Two years later I came back for another visit. She had covid, and I tested positive the next day (we’re certain I caught it before I got to her.) Not that sick, we just hung out and laid low, but once I knew I had it too, it wasn’t so bad because I could finally hug her.
Ivey is a mom to a darling daughter now, and has been for a while. Yesterday I went to brunch at the lovely Comfort Cafe with Ivey, her mom and her daughter and afterwards I watched daughter and Grandma play on the playground. When Ivey and I were growing up, her Mom made us grilled cheese sandwiches in little red baskets, when I would sleepover, like we were eating at a diner. I remember Ivey’s chubby kitty cat that we affectionately called William Howard Taft (he also had a thing for bathtubs). I remember how Ivey came to Hilton Head Island with my family one summer and it rained the entire time. We wanted to sneak off and get tattoos to do something exciting in the midst of our rainy day blues, but alas we were probably like 16, and it did not happen. A few years later I was there to watch Ivey get her lip pierced in Asheville. It was through Ivey I learned about Unitarian Universalism. She came with me to do peanut butter and jelly days at New Hope Christian Fellowship, where the adults drove the kids through downtown handing out PB&Js to anyone who wanted them. It was with Ivey I took my first yoga class, and 20 years later I would do hours of yoga on her porch, under the guiding eye of her many wonderful pets.

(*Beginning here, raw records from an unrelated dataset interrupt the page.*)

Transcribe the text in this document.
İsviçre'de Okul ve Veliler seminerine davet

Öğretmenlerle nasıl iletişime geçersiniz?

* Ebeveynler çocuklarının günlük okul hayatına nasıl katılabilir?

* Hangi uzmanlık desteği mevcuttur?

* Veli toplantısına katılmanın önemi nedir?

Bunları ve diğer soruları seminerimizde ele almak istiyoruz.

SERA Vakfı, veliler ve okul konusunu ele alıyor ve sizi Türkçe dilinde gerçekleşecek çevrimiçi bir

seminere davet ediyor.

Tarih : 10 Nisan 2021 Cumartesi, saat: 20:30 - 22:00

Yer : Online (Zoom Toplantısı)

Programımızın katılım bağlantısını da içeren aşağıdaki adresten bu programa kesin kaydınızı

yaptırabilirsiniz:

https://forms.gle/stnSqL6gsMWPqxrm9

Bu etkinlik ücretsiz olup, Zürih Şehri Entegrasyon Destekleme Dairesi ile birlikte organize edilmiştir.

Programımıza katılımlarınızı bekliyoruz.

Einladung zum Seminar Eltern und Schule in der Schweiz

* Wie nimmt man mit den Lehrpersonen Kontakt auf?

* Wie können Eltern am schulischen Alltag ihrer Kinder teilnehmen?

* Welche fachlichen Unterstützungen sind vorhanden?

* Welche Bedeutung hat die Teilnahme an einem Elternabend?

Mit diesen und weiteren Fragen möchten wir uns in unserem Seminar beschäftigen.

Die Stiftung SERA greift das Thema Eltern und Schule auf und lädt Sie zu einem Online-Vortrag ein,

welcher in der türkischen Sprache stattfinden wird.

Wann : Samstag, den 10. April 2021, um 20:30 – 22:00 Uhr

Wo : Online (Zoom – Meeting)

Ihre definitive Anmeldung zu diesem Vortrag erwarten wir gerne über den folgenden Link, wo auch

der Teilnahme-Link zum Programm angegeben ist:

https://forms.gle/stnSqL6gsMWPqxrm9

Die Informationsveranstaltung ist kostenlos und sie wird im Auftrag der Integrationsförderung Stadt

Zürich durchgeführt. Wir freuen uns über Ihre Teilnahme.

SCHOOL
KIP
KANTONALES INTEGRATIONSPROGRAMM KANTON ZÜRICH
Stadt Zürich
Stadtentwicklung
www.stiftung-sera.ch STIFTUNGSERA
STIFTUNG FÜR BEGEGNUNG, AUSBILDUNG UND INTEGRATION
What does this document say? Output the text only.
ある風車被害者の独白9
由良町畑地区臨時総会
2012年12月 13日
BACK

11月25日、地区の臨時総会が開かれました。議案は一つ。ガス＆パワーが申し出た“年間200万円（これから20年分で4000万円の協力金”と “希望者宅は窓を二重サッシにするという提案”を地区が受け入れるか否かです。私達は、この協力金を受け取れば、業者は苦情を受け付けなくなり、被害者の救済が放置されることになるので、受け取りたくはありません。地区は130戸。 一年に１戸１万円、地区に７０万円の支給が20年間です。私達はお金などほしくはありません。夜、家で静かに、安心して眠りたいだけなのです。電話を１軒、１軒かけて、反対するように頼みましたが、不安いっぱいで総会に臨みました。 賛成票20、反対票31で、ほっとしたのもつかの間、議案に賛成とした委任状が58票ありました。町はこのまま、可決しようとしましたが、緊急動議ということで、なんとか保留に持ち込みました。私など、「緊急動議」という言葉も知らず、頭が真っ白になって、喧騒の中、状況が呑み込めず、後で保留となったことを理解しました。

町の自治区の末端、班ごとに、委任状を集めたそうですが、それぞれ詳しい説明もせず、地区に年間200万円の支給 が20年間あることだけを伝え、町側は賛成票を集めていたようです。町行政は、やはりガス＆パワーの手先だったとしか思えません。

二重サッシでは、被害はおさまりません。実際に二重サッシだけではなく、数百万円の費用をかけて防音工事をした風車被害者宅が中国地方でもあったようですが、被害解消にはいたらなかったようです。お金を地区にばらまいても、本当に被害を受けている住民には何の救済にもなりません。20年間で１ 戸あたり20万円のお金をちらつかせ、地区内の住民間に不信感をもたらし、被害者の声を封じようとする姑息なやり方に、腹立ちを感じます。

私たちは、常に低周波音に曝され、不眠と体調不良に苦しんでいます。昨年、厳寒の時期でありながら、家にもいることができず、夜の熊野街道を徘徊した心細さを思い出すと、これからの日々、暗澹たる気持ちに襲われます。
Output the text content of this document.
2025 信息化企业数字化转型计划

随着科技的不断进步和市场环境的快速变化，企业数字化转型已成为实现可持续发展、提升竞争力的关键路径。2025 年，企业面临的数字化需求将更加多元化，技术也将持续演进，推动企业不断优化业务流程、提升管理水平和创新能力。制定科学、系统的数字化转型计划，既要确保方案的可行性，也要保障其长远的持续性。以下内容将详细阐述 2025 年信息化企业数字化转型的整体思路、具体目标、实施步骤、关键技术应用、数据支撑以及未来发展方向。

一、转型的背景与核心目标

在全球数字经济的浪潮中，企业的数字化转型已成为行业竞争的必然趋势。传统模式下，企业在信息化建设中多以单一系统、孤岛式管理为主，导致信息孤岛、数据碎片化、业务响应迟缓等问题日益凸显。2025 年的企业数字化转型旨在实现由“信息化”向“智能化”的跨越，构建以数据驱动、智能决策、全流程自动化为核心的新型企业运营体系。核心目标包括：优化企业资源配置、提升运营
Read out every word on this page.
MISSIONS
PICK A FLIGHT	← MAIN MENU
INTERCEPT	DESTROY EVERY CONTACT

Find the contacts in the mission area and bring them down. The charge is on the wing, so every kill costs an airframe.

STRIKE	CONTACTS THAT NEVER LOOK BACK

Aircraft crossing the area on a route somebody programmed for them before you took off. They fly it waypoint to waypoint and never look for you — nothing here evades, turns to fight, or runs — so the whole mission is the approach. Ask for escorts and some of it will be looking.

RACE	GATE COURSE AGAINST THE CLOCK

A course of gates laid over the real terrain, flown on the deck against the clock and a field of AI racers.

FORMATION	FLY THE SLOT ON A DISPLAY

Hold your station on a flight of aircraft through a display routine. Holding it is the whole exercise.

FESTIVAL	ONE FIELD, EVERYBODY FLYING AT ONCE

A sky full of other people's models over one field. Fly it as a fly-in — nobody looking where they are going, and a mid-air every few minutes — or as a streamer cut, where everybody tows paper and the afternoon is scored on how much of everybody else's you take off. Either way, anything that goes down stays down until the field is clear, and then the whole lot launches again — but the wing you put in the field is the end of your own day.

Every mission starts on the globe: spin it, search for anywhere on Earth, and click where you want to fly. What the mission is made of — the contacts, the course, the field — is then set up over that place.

It’s labor day today in USA. Ivey had the day off and we went out for tacos in Lytton Springs and had a little picnic. We looked at beautiful old live oak trees. Then the three of us came back and watched movies on the couch. Tonight we’ll go out for one more night in town before I fly to Atlanta in the morning.
Nostalgia and sentimental-ness runs strong in the Morris family. Probably does in all families. Every time another year goes by, I’m closer to death and more aware that life is precious. Like Laurie said, jaded as she may be, the longer we live, the more we understand that time gives things meaning.
This Substack started out as a story about the history of Lytton Springs, but clearly I had other things on my mind. Until next time, my sweet Ives, whenever that may be!






You are lucky to have each other. And we're lucky to have you!